CIA cleared my State of the Union speech: Bush
Friday, July 11 2003 20:57 Hrs (IST)
Entebbe: US President George W Bush on July 11 said intelligence services cleared his State of the
Union speech, which included a now-discredited allegation that Iraq was seeking to buy nuclear material
from Africa.
The issue arose a day after senior US officials said that before and after Bush's January 28 speech,
American intelligence officials expressed doubts about a British intelligence report that the President
cited to back up his allegations.
"I gave a speech to the nation that was cleared by the intelligence services, Bush said in Uganda, on the
fourth day of an African tour.

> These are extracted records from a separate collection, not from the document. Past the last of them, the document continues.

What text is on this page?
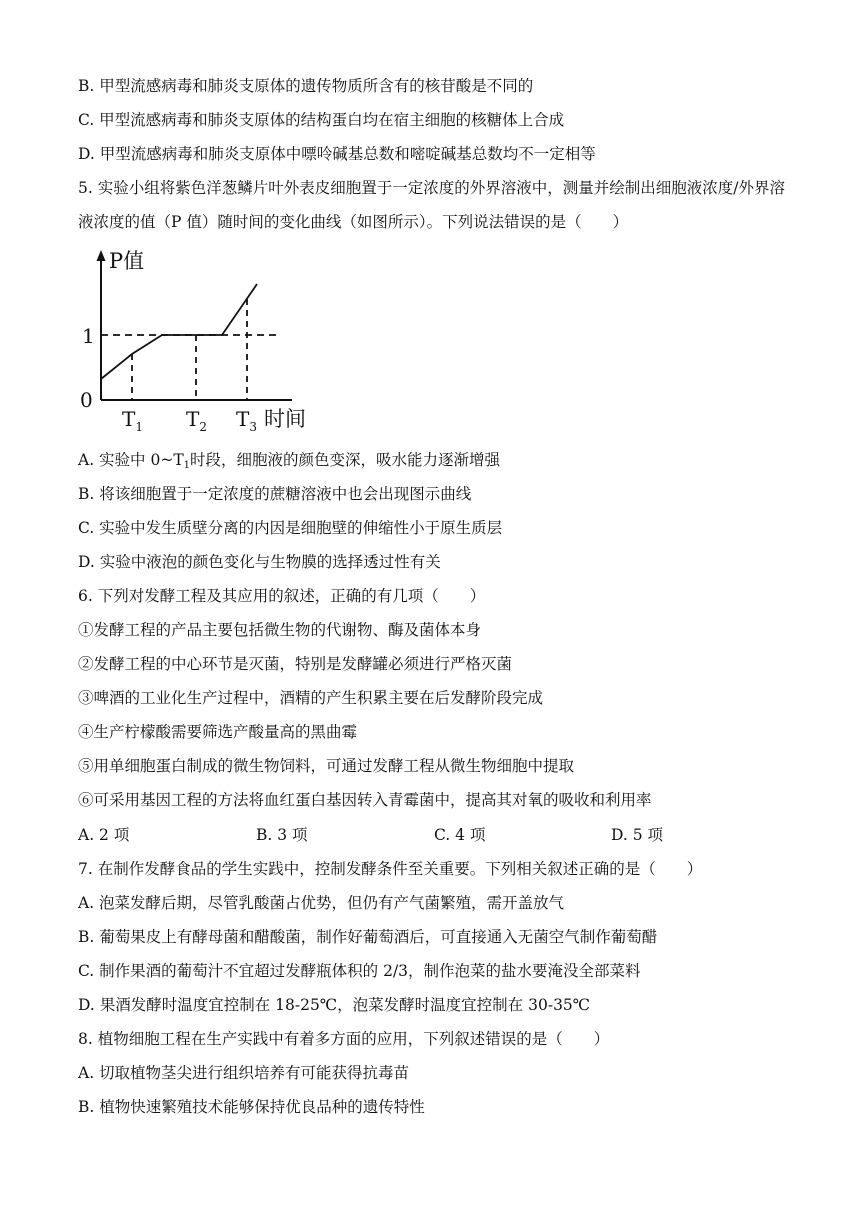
B. 甲型流感病毒和肺炎支原体的遗传物质所含有的核苷酸是不同的
C. 甲型流感病毒和肺炎支原体的结构蛋白均在宿主细胞的核糖体上合成
D. 甲型流感病毒和肺炎支原体中嘌呤碱基总数和嘧啶碱基总数均不一定相等
5. 实验小组将紫色洋葱鳞片叶外表皮细胞置于一定浓度的外界溶液中，测量并绘制出细胞液浓度/外界溶
液浓度的值（P 值）随时间的变化曲线（如图所示）。下列说法错误的是（　　）
P值
0
1
$T_1$ $T_2$ $T_3$ 时间
A. 实验中 $0\sim T_1$时段，细胞液的颜色变深，吸水能力逐渐增强
B. 将该细胞置于一定浓度的蔗糖溶液中也会出现图示曲线
C. 实验中发生质壁分离的内因是细胞壁的伸缩性小于原生质层
D. 实验中液泡的颜色变化与生物膜的选择透过性有关
6. 下列对发酵工程及其应用的叙述，正确的有几项（　　）
①发酵工程的产品主要包括微生物的代谢物、酶及菌体本身
②发酵工程的中心环节是灭菌，特别是发酵罐必须进行严格灭菌
③啤酒的工业化生产过程中，酒精的产生积累主要在后发酵阶段完成
④生产柠檬酸需要筛选产酸量高的黑曲霉
⑤用单细胞蛋白制成的微生物饲料，可通过发酵工程从微生物细胞中提取
⑥可采用基因工程的方法将血红蛋白基因转入青霉菌中，提高其对氧的吸收和利用率
A. 2 项	B. 3 项	C. 4 项	D. 5 项
7. 在制作发酵食品的学生实践中，控制发酵条件至关重要。下列相关叙述正确的是（　　）
A. 泡菜发酵后期，尽管乳酸菌占优势，但仍有产气菌繁殖，需开盖放气
B. 葡萄果皮上有酵母菌和醋酸菌，制作好葡萄酒后，可直接通入无菌空气制作葡萄醋
C. 制作果酒的葡萄汁不宜超过发酵瓶体积的 2/3，制作泡菜的盐水要淹没全部菜料
D. 果酒发酵时温度宜控制在 18-25℃，泡菜发酵时温度宜控制在 30-35℃
8. 植物细胞工程在生产实践中有着多方面的应用，下列叙述错误的是（　　）
A. 切取植物茎尖进行组织培养有可能获得抗毒苗
B. 植物快速繁殖技术能够保持优良品种的遗传特性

He did not explain how the erroneous material ended up in his address but
insisted that the war in Iraq was justified, and that the world was now a safer place."
Bush's National Security Adviser, Condoleezza Rice, also specifically pointed to the Central Intelligence
Agency (CIA) and said it had vetted the speech, clearing it "in its entirety".
If CIA Director George Tenet had any misgivings about that sentence in the President's speech, "he did
not make them known" to Bush or his staff, she said.
The American doubts were relayed to British officials before they made them public, and that word was
passed to people at several agencies of the US government before Bush gave that nationally broadcast
speech. The White House this week admitted the charge about Iraq seeking uranium should not have
appeared in his speech.
The CIA raised only one objection to the sentence involving an allegation that Iraq was trying to obtain
yellow cake uranium, she said. The yellow cake is a slightly processed form of uranium ore, the colour
and consistency of yellow corn meal.